I need to group the data from a neo4j database and then to filter out everything except the top n
records of every group.
Example:
I have two node
Try
MATCH (o:Order)-[r:ADDED]->(a:Article)
WITH o, r, a
ORDER BY o.oid, r.t
WITH o, COLLECT(a)[..2] AS topArticlesByOrder UNWIND topArticlesByOrder AS a
RETURN a.aid AS articleId, COUNT(*) AS count
Results look like
articleId count
8 6
2 2
4 5
7 2
3 3
6 5
0 7
on this sample graph created with
FOREACH(opar IN RANGE(1,15) |
MERGE (o:Order {oid:opar})
FOREACH(apar IN RANGE(1,5) |
MERGE (a:Article {aid:TOINT(RAND()*10)})
CREATE o-[:ADDED {t:timestamp() - TOINT(RAND()*1000)}]->a
)
)
Use LIMIT
combined with ORDER BY
to get the top N of anything. For example, the top 5 scores would be:
MATCH (node:MyScoreNode)
RETURN node
ORDER BY node.score DESC
LIMIT 5;
The ORDER BY
part ensures the highest scores show up first. The LIMIT
gives you only the first 5, which since they're sorted, are always the highest.

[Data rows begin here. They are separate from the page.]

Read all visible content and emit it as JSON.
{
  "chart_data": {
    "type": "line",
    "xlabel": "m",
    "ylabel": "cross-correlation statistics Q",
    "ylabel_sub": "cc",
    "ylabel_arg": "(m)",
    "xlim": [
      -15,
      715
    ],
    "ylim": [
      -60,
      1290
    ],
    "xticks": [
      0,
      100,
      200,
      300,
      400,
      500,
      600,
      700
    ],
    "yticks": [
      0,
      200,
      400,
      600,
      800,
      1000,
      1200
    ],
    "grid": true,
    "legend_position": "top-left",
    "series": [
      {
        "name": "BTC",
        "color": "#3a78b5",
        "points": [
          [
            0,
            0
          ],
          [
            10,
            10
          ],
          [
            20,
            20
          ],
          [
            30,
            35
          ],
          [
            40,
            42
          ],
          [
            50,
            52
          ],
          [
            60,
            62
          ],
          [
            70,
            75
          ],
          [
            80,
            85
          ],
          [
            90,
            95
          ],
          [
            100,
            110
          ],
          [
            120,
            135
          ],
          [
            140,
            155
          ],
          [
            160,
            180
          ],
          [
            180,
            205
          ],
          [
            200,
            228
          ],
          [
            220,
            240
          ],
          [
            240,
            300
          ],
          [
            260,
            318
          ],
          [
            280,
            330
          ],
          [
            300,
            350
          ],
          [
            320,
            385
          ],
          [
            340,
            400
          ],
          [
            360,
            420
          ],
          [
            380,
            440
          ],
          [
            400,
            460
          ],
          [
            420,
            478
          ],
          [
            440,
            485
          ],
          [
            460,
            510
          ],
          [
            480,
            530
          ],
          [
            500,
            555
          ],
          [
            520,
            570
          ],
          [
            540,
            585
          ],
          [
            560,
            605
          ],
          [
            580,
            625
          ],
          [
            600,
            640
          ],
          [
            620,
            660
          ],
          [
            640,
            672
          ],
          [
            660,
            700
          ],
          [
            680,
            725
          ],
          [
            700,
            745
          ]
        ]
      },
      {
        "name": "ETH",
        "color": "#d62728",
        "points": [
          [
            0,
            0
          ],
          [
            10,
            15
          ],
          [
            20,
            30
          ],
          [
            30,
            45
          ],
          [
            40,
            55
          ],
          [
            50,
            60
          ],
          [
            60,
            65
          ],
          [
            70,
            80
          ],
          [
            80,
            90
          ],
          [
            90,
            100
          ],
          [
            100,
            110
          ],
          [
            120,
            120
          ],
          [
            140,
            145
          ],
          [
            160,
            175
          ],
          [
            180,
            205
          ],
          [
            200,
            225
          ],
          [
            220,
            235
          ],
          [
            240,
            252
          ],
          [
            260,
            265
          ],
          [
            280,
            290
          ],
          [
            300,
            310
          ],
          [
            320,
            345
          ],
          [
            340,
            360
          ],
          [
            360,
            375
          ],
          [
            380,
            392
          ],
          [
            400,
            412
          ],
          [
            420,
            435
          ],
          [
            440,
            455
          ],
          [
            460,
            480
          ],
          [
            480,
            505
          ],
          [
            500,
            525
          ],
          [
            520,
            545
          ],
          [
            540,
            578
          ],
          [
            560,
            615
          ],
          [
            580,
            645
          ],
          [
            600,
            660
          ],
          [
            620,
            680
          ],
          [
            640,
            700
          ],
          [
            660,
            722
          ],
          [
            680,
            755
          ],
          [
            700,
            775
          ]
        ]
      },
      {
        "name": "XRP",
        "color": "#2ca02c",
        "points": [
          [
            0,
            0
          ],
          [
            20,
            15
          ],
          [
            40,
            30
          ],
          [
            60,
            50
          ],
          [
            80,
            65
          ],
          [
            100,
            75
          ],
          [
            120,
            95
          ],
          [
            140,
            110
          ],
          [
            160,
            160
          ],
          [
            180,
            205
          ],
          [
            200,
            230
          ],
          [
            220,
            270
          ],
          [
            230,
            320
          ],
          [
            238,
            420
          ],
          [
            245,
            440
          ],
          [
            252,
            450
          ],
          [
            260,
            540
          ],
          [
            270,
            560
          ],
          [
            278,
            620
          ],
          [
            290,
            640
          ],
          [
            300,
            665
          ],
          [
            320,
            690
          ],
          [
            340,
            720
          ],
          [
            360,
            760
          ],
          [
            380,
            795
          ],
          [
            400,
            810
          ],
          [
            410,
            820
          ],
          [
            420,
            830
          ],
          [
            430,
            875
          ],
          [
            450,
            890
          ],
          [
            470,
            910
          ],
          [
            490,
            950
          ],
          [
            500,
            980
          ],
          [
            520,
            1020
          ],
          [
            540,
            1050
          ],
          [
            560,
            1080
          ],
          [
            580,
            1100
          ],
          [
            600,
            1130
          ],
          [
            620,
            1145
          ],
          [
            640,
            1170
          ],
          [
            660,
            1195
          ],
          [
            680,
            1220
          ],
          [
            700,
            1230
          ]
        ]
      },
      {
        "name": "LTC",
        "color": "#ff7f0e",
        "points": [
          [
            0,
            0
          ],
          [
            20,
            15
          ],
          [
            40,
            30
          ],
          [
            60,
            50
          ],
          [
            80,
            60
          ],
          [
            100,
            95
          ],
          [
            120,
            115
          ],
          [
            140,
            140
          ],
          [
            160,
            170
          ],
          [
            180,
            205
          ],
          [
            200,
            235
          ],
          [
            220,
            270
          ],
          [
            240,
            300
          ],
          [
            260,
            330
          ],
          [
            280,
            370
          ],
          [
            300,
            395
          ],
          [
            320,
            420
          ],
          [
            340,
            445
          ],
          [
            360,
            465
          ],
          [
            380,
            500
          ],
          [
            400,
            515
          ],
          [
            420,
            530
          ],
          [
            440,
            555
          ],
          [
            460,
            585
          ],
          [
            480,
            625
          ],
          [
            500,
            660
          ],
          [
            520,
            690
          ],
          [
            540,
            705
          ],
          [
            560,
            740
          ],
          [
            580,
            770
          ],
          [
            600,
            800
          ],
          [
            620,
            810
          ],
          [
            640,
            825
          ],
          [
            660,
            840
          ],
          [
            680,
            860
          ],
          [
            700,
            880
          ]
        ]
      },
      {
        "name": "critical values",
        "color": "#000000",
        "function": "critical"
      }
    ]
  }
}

I tried to achieve your desired results and failed.
So, my guess - this one is impossible with pure cypher.
What is the problem? Cypher is considering everything as a paths. And actually is doing traverse.
Trying to group results and then execute filter on each group means that cypher should somehow branch it traversing at some points. But Cypher executed filter on all results, because they are considered as collection of different paths.
My suggestion - create several queries, that achieves desired functionality, and implement some client-side logic.